Intervista al noto discografico italiano
Dopo una chiacchierata approfondita riguardo ai ricchi e preziosi ricordi legati alla figura di Mia Martini (qui per recuperare l’intervista) abbiamo proseguito la nostra chiacchierata con Lucio Salvini, storico discografico che negli anni fu a capo della Ricordi prima, e della Fonit Cetra poi. Ecco che cosa ci ha raccontato della sua esperienza e di come il presente della musica italiana:
Qualche anno fa ha pubblicato un libro, “Non erano solo canzonette”, in cui racconta la sua esperienza da discografico attraverso degli aneddoti che riguardano le persone che ha avuto affianco lavorativamente parlando. Ecco, se dovesse fare un nome di un incontro fondamentale tra i tanti che ha avuto quale farebbe?
<<De Andrè>>.
Perchè proprio lui?
<<Perchè l’ho seguito per tutta la vita. Io nasco giornalista e, prima di lavorare per la Ricordi, mi sono occupato dell’ufficio stampa di Fabrizio per il suo primo disco, La ballata del Michè. Ci siamo conosciuti in quell’occasione e via via siamo sempre rimasti legati. Io mi sono sempre occupato dei suoi dischi tanto che quando lasciai la Ricordi Fabrizio, che viveva il periodo immediatamente successivo al rilascio dopo il rapimento, propose a me il progetto di Dori Ghezzi (Margherita non lo sa) e non alla Ricordi. Io e Fabrizio facemmo anche una casa editoriale: io fui l’unica persona con cui Fabrizio fece una società>>.

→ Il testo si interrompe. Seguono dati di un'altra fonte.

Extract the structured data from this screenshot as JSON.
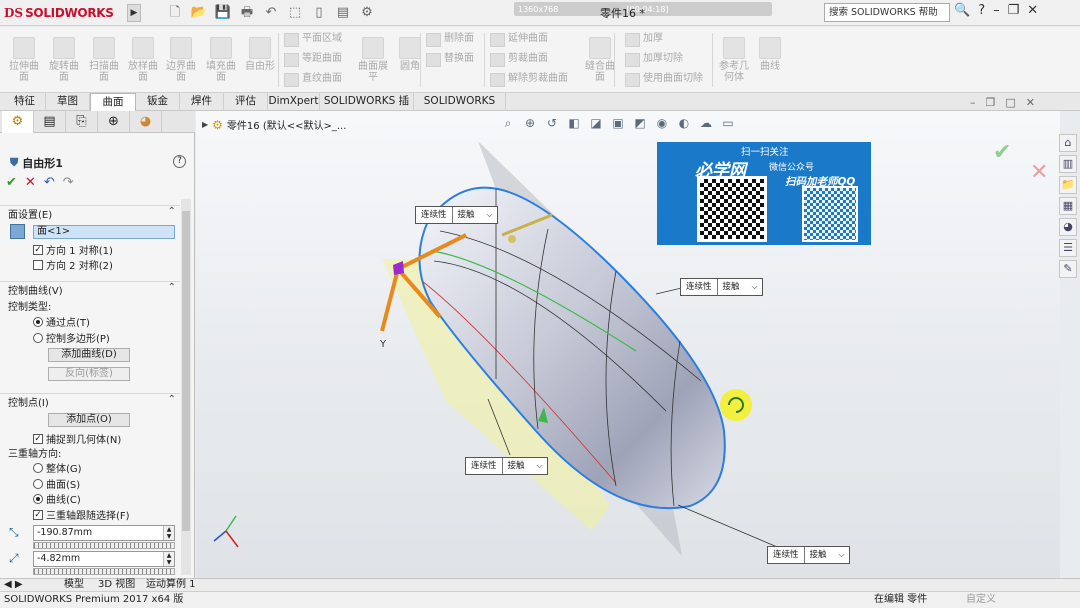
{
  "titlebar": {
    "brand_ds": "DS",
    "brand_name": "SOLIDWORKS",
    "recording": "1360x768",
    "recording_time": "[00:04:18]",
    "doc_title": "零件16 *",
    "search_placeholder": "搜索 SOLIDWORKS 帮助"
  },
  "ribbon": {
    "big_buttons": [
      "拉伸曲面",
      "旋转曲面",
      "扫描曲面",
      "放样曲面",
      "边界曲面",
      "填充曲面",
      "自由形"
    ],
    "col1": [
      "平面区域",
      "等距曲面",
      "直纹曲面"
    ],
    "mid_buttons": [
      "曲面展平",
      "圆角"
    ],
    "col2": [
      "删除面",
      "替换面"
    ],
    "col3": [
      "延伸曲面",
      "剪裁曲面",
      "解除剪裁曲面"
    ],
    "knit": "缝合曲面",
    "col4": [
      "加厚",
      "加厚切除",
      "使用曲面切除"
    ],
    "ref_geom": "参考几何体",
    "curves": "曲线"
  },
  "tabs": [
    "特征",
    "草图",
    "曲面",
    "钣金",
    "焊件",
    "评估",
    "DimXpert",
    "SOLIDWORKS 插件",
    "SOLIDWORKS MBD"
  ],
  "active_tab": "曲面",
  "panel": {
    "feature": "自由形1",
    "face_settings": "面设置(E)",
    "face_item": "面<1>",
    "dir1": "方向 1 对称(1)",
    "dir2": "方向 2 对称(2)",
    "control_curves": "控制曲线(V)",
    "control_type": "控制类型:",
    "through_pts": "通过点(T)",
    "ctrl_poly": "控制多边形(P)",
    "add_curve": "添加曲线(D)",
    "flip": "反向(标签)",
    "control_points": "控制点(I)",
    "add_point": "添加点(O)",
    "snap": "捕捉到几何体(N)",
    "triad_dir": "三重轴方向:",
    "global": "整体(G)",
    "surface": "曲面(S)",
    "curve": "曲线(C)",
    "triad_follow": "三重轴跟随选择(F)",
    "val1": "-190.87mm",
    "val2": "-4.82mm"
  },
  "viewport": {
    "breadcrumb": "零件16 (默认<<默认>_...",
    "callout_key": "连续性",
    "callout_val": "接触",
    "axis_label_y": "Y",
    "promo_scan": "扫一扫关注",
    "promo_brand": "必学网",
    "promo_wechat": "微信公众号",
    "promo_qq": "扫码加老师QQ"
  },
  "bottom_tabs": [
    "模型",
    "3D 视图",
    "运动算例 1"
  ],
  "status": {
    "left": "SOLIDWORKS Premium 2017 x64 版",
    "editing": "在编辑 零件",
    "custom": "自定义"
  },
  "colors": {
    "brand_red": "#c8102e",
    "accent_blue": "#1a79c9",
    "ok_green": "#2a9a2a",
    "edge_blue": "#2b7de1"
  }
}
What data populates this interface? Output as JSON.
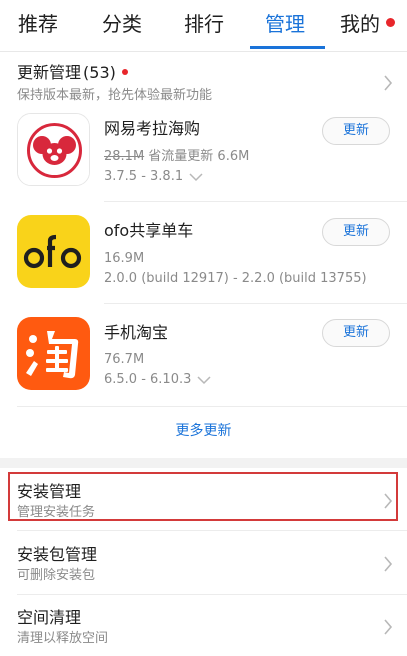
{
  "tabs": [
    {
      "label": "推荐"
    },
    {
      "label": "分类"
    },
    {
      "label": "排行"
    },
    {
      "label": "管理"
    },
    {
      "label": "我的"
    }
  ],
  "active_tab": "管理",
  "updates": {
    "title": "更新管理",
    "count": "(53)",
    "subtitle": "保持版本最新，抢先体验最新功能",
    "more_label": "更多更新"
  },
  "apps": [
    {
      "name": "网易考拉海购",
      "size_old": "28.1M",
      "size_note": " 省流量更新 6.6M",
      "version": "3.7.5 - 3.8.1",
      "button": "更新",
      "icon": "koala-icon"
    },
    {
      "name": "ofo共享单车",
      "size": "16.9M",
      "version": "2.0.0 (build 12917) - 2.2.0 (build 13755)",
      "button": "更新",
      "icon": "ofo-icon"
    },
    {
      "name": "手机淘宝",
      "size": "76.7M",
      "version": "6.5.0 - 6.10.3",
      "button": "更新",
      "icon": "taobao-icon"
    }
  ],
  "management": [
    {
      "title": "安装管理",
      "subtitle": "管理安装任务"
    },
    {
      "title": "安装包管理",
      "subtitle": "可删除安装包"
    },
    {
      "title": "空间清理",
      "subtitle": "清理以释放空间"
    }
  ],
  "colors": {
    "accent": "#1a73d9",
    "badge": "#e8262b",
    "highlight_border": "#d33a3a",
    "ofo_yellow": "#f9d31a",
    "taobao_orange": "#ff5a10",
    "koala_red": "#d8283c"
  }
}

C’è un’artista, tra quelli con cui ha lavorato, che secondo lei ha raccolto meno di quanto meritava? Che non è stato capito?
<<Questo non lo so. So che io personalmente me ne sono fatto scappare uno, convinto che non fosse ancora pronto. Era Alberto Fortis. Mi fece sentire il suo primo disco e io gli dissi che, secondo me, bisognava lavorarci meglio. Lui era sicuro che il disco fosse apposto com’era e, in effetti, aveva ragione. Fece successo da un’altra parte>>.
Di Gianna Nannini che mi dice?
<<Convincerla a fare un disco come California (1979) non è stato semplice. Convincerla a mettere un vibratore in mano alla Statua della Libertà in copertina lo è stato ancor meno>>.
Per concludere le posso chiedere un parere sul sistema discografico italiano di oggi?
<<Il sistema discografico è morto per così come lo conoscevamo noi dell’epoca d’oro. Il web ha cambiato ogni cosa. E non ha cambiato soltanto la fruizione della musica che ormai è pressoché gratuita ma ha cambiato i numeri della musica: le vendite sono crollate proprio quando, paradossalmente, c’è molta più musica di un tempo. Il problema è che la possibilità di farsi la musica in casa crea un sacco di equivoci sia nei creatori che nei terminali di promozioni. Oggi con 20 o 30 amici si intasa tranquillamente un centralino di una radio per richiedere un pezzo e dare l’impressione di un successo che, invece, è artificiale. Tutto, per di più, succede molto rapidamente mettendo tutto in uno show, in una macchina di spettacolo. Ma il vero problema è che non c’è più ricerca perché ognuno si fa la musica in casa sua senza, però, che questa arrivi alle case discografiche, gli organi preposti a modificare, correggere o cestinare. I budget di ricerca delle case discografiche non ci sono più perché non ci sono più le vendite di una volta>>.
E su cosa si basa allora l’intero sistema?
<<La maggior parte delle vendite delle major è basata sul catalogo>>.
Rispetto alla qualità della proposta, invece, che ne dice?
<<Non lo so. Non mi permetto di giudicare perchè la musica è davvero tantissimo. Non sono contrario al rap. Anzi, trovo che è una forma di espressione che coincide con la ribellione agli schemi che i giovani hanno dentro. E’ già successo qualcosa di simile con il rock e la protesta sessantottina. So solo che noi stiamo ancora parlando con grande rispetto di una serie di artisti che sono ormai sulle scene da 30, 40, 50 anni. Non so se quando la generazione dei loro fans sarà scomparsa tutto questo andrà avanti>>.